Zusammenfassung
Muskelsehnenverletzungen haben vor allem bei Schnellkraftsportarten einen hohen
Anteil an allen Verletzungen. Sowohl vom Dehnen beim Aufwärmen als auch
vom regelmäßigen Dehnen wird eine Reduzierung der
Muskelsehnenverletzungen erwartet. Die Angabe über das Ausmaß
der Reduzierung erfolgt entweder in Prozent oder über die Empfehlung,
wie viele Jahre man dehnen muss, um eine Muskelsehnenverletzung zu vermeiden.
Die Angaben weisen eine große Streuung auf (5–54%,
5–23 Jahre).
Im vorliegenden Beitrag wird erläutert, wie diese unterschiedlichen
Zahlen zustande kommen und wie sie zu interpretieren sind. Dabei kommen dem
unterschiedlichen Verletzungsrisiko bei verschiedenen sportlichen
Aktivitäten und den Unterschieden beim Belastungsumfang (Stunden pro
Jahr) eine besondere Bedeutung zu.
In den entsprechenden Metaanalysen der letzten Jahre wurden vor allem
zwölf Primärstudien berücksichtigt. Dabei werden von den
Metaanalysen jeweils unterschiedliche und unterschiedlich viele
Primärstudien einbezogen. Vor allem vier Primärstudien sind
für eine Berechnung des relativen Risikos geeignet. Diese Berechnung
ergibt, dass ca. ein Drittel der Muskelsehnenverletzungen vermieden werden kann.
Dieses Ergebnis wird durch fünf weitere Primärstudien
gestützt. Es kann nicht geklärt werden, ob diese Reduzierung
durch kurzfristige Aufwärmeffekte oder langfristige Anpassungen
verursacht wird. Daher sollte dem Dehnungstraining in der Sportpraxis beim
Aufwärmen (dynamisches Dehnen) und beim regelmäßigen
Dehnen (alle Methoden) große Bedeutung beigemessen werden. Neben dem
Dehnen gibt es weitere Maßnahmen, die das Verletzungsrisiko verringern
können, so das exzentrische Krafttraining.

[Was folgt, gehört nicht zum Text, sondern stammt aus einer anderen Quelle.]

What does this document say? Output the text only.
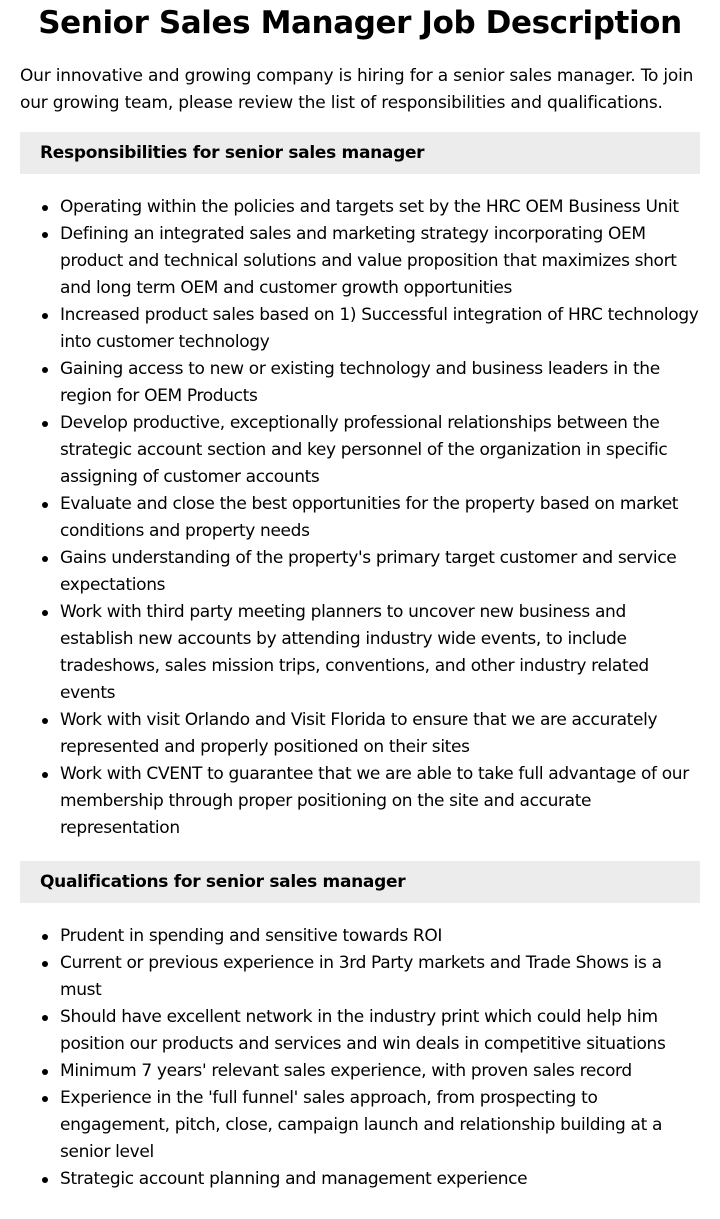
Senior Sales Manager Job Description

Our innovative and growing company is hiring for a senior sales manager. To join our growing team, please review the list of responsibilities and qualifications.

Responsibilities for senior sales manager
Operating within the policies and targets set by the HRC OEM Business Unit
Defining an integrated sales and marketing strategy incorporating OEM product and technical solutions and value proposition that maximizes short and long term OEM and customer growth opportunities
Increased product sales based on 1) Successful integration of HRC technology into customer technology
Gaining access to new or existing technology and business leaders in the region for OEM Products
Develop productive, exceptionally professional relationships between the strategic account section and key personnel of the organization in specific assigning of customer accounts
Evaluate and close the best opportunities for the property based on market conditions and property needs
Gains understanding of the property's primary target customer and service expectations
Work with third party meeting planners to uncover new business and establish new accounts by attending industry wide events, to include tradeshows, sales mission trips, conventions, and other industry related events
Work with visit Orlando and Visit Florida to ensure that we are accurately represented and properly positioned on their sites
Work with CVENT to guarantee that we are able to take full advantage of our membership through proper positioning on the site and accurate representation
Qualifications for senior sales manager
Prudent in spending and sensitive towards ROI
Current or previous experience in 3rd Party markets and Trade Shows is a must
Should have excellent network in the industry print which could help him position our products and services and win deals in competitive situations
Minimum 7 years' relevant sales experience, with proven sales record
Experience in the 'full funnel' sales approach, from prospecting to engagement, pitch, close, campaign launch and relationship building at a senior level
Strategic account planning and management experience
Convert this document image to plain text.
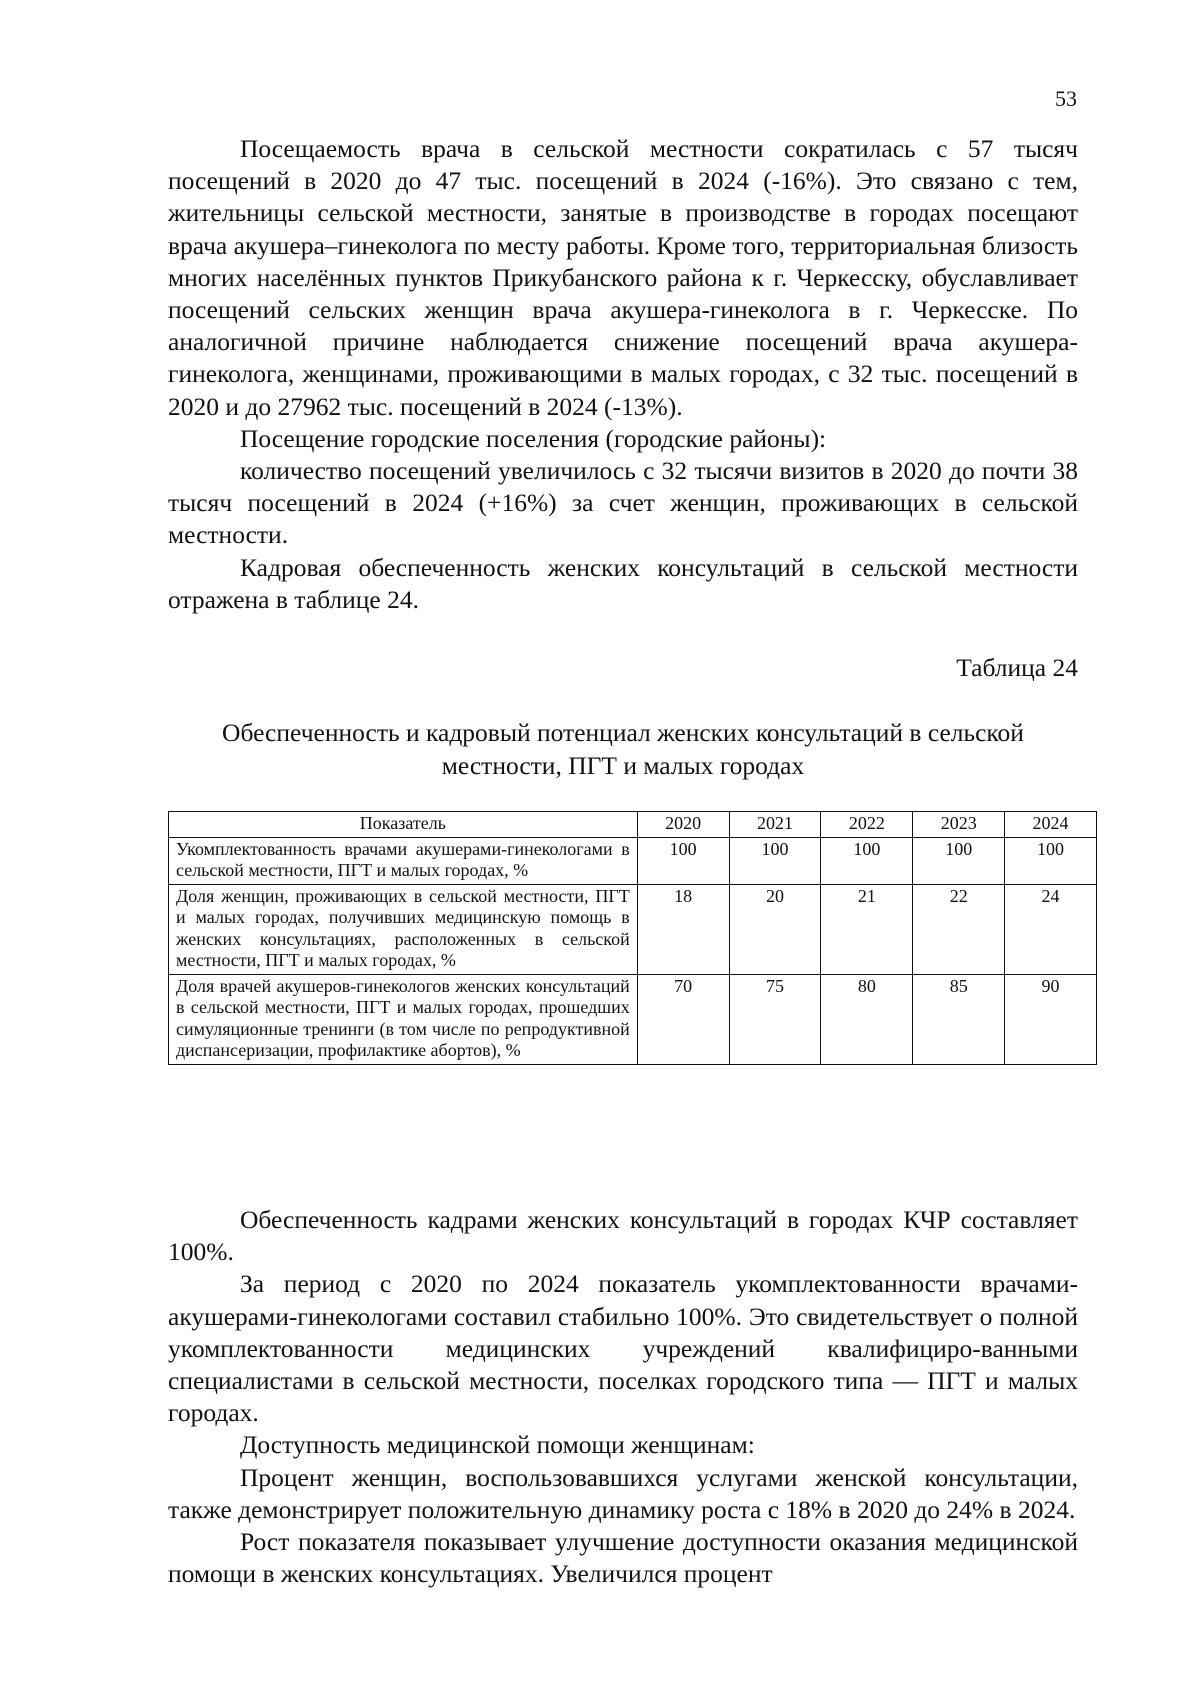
53

Посещаемость врача в сельской местности сократилась с 57 тысяч посещений в 2020 до 47 тыс. посещений в 2024 (-16%). Это связано с тем, жительницы сельской местности, занятые в производстве в городах посещают врача акушера–гинеколога по месту работы. Кроме того, территориальная близость многих населённых пунктов Прикубанского района к г. Черкесску, обуславливает посещений сельских женщин врача акушера-гинеколога в г. Черкесске. По аналогичной причине наблюдается снижение посещений врача акушера-гинеколога, женщинами, проживающими в малых городах, с 32 тыс. посещений в 2020 и до 27962 тыс. посещений в 2024 (-13%).

Посещение городские поселения (городские районы):

количество посещений увеличилось с 32 тысячи визитов в 2020 до почти 38 тысяч посещений в 2024 (+16%) за счет женщин, проживающих в сельской местности.

Кадровая обеспеченность женских консультаций в сельской местности отражена в таблице 24.

Таблица 24
Обеспеченность и кадровый потенциал женских консультаций в сельской
местности, ПГТ и малых городах
Показатель	2020	2021	2022	2023	2024
Укомплектованность врачами акушерами-гинекологами в сельской местности, ПГТ и малых городах, %	100	100	100	100	100
Доля женщин, проживающих в сельской местности, ПГТ и малых городах, получивших медицинскую помощь в женских консультациях, расположенных в сельской местности, ПГТ и малых городах, %	18	20	21	22	24
Доля врачей акушеров-гинекологов женских консультаций в сельской местности, ПГТ и малых городах, прошедших симуляционные тренинги (в том числе по репродуктивной диспансеризации, профилактике абортов), %	70	75	80	85	90

Обеспеченность кадрами женских консультаций в городах КЧР составляет 100%.

За период с 2020 по 2024 показатель укомплектованности врачами-акушерами-гинекологами составил стабильно 100%. Это свидетельствует о полной укомплектованности медицинских учреждений квалифициро-ванными специалистами в сельской местности, поселках городского типа — ПГТ и малых городах.

Доступность медицинской помощи женщинам:

Процент женщин, воспользовавшихся услугами женской консультации, также демонстрирует положительную динамику роста с 18% в 2020 до 24% в 2024.

Рост показателя показывает улучшение доступности оказания медицинской помощи в женских консультациях. Увеличился процент
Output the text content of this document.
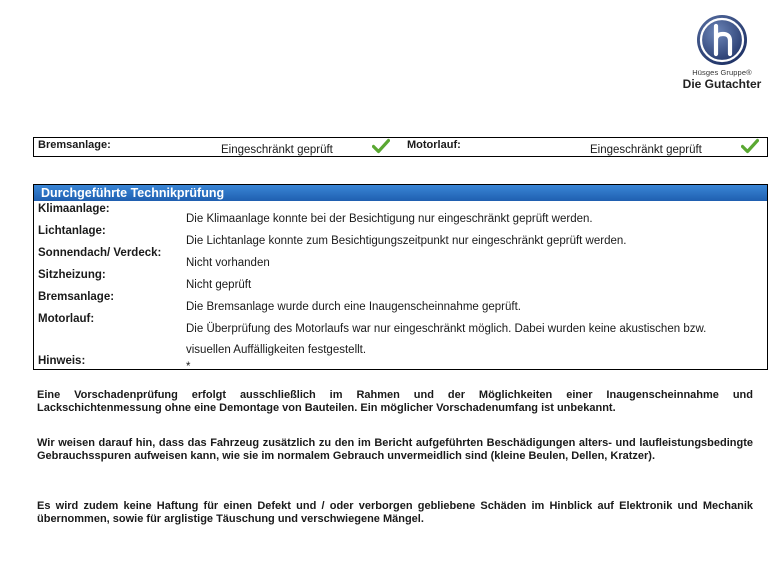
Hüsges Gruppe®
Die Gutachter
Bremsanlage:	Eingeschränkt geprüft	Motorlauf:	Eingeschränkt geprüft
Durchgeführte Technikprüfung
Klimaanlage:
Die Klimaanlage konnte bei der Besichtigung nur eingeschränkt geprüft werden.
Lichtanlage:
Die Lichtanlage konnte zum Besichtigungszeitpunkt nur eingeschränkt geprüft werden.
Sonnendach/ Verdeck:
Nicht vorhanden
Sitzheizung:
Nicht geprüft
Bremsanlage:
Die Bremsanlage wurde durch eine Inaugenscheinnahme geprüft.
Motorlauf:
Die Überprüfung des Motorlaufs war nur eingeschränkt möglich. Dabei wurden keine akustischen bzw.
visuellen Auffälligkeiten festgestellt.
Hinweis:	*

Eine Vorschadenprüfung erfolgt ausschließlich im Rahmen und der Möglichkeiten einer Inaugenscheinnahme und Lackschichtenmessung ohne eine Demontage von Bauteilen. Ein möglicher Vorschadenumfang ist unbekannt.

Wir weisen darauf hin, dass das Fahrzeug zusätzlich zu den im Bericht aufgeführten Beschädigungen alters- und laufleistungsbedingte Gebrauchsspuren aufweisen kann, wie sie im normalem Gebrauch unvermeidlich sind (kleine Beulen, Dellen, Kratzer).

Es wird zudem keine Haftung für einen Defekt und / oder verborgen gebliebene Schäden im Hinblick auf Elektronik und Mechanik übernommen, sowie für arglistige Täuschung und verschwiegene Mängel.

In zukünftigen Studien sollten der Belastungsumfang und die
Verletzungsinzidenz in Verletzungen pro 1000 Stunden angegeben werden. Da diese
Angaben in vielen Primärstudien fehlen, können die Ergebnisse
kaum verglichen und übertragen werden. Darüber hinaus sollten
zusätzliche Variablen wie z. B. Vorverletzungen erhoben werden
und in eine multivariate Auswertung einfließen.
Summary
Of all injuries, muscle tendon injuries comprise a high proportion, especially
with regard to high-speed sports. Both stretching during warm-up and regular
stretching are expected to reduce muscle tendon injuries. The extent of the
reduction is given either as a percentage or by recommending how many years one
needs to stretch to avoid muscle tendon injury. The data shows a wide dispersion
(5–54%, 5–23 years).
This article explains how these different figures come about and how inferences
can be drawn from them. The risk of injury during various sporting activities
and the differences in the amount of stress (hours per year) are of particular
importance. With respect to the meta-analyses of the last few years, 12 primary
studies in particular were considered. The meta-analyses include different and
varying numbers of primary studies. Four primary studies in particular are
suitable for calculating relative risk. This calculation shows that about a
third of muscle tendon injuries can be avoided. The outcome is supported by five
other primary studies. It cannot be clarified whether the reduction is caused by
short-term warm-up effects or long-term adjustments. Therefore, more emphasis
should be attached to stretching training in sports practice when warming up
(dynamic stretching) and regular stretching (all methods). In addition to
stretching, there are other measures that can reduce the risk of injury, such as
eccentric strength training. In future studies, the extent of stress and injury
incidence should be reported in injuries per 1000 hours. Since this
information is missing in many primary studies, the results can hardly be
compared and transferred. Moreover, additional variables such as previous
injuries should be collected and included in multivariate evaluations.
Stichworte Dehnungstraining - Verletzungsinzidenz - Verletzungsprävention - Muskel-/Sehnenverletzungen.
Key words Stretch training - injury incidence - injury prevention - muscle/tendon injuries.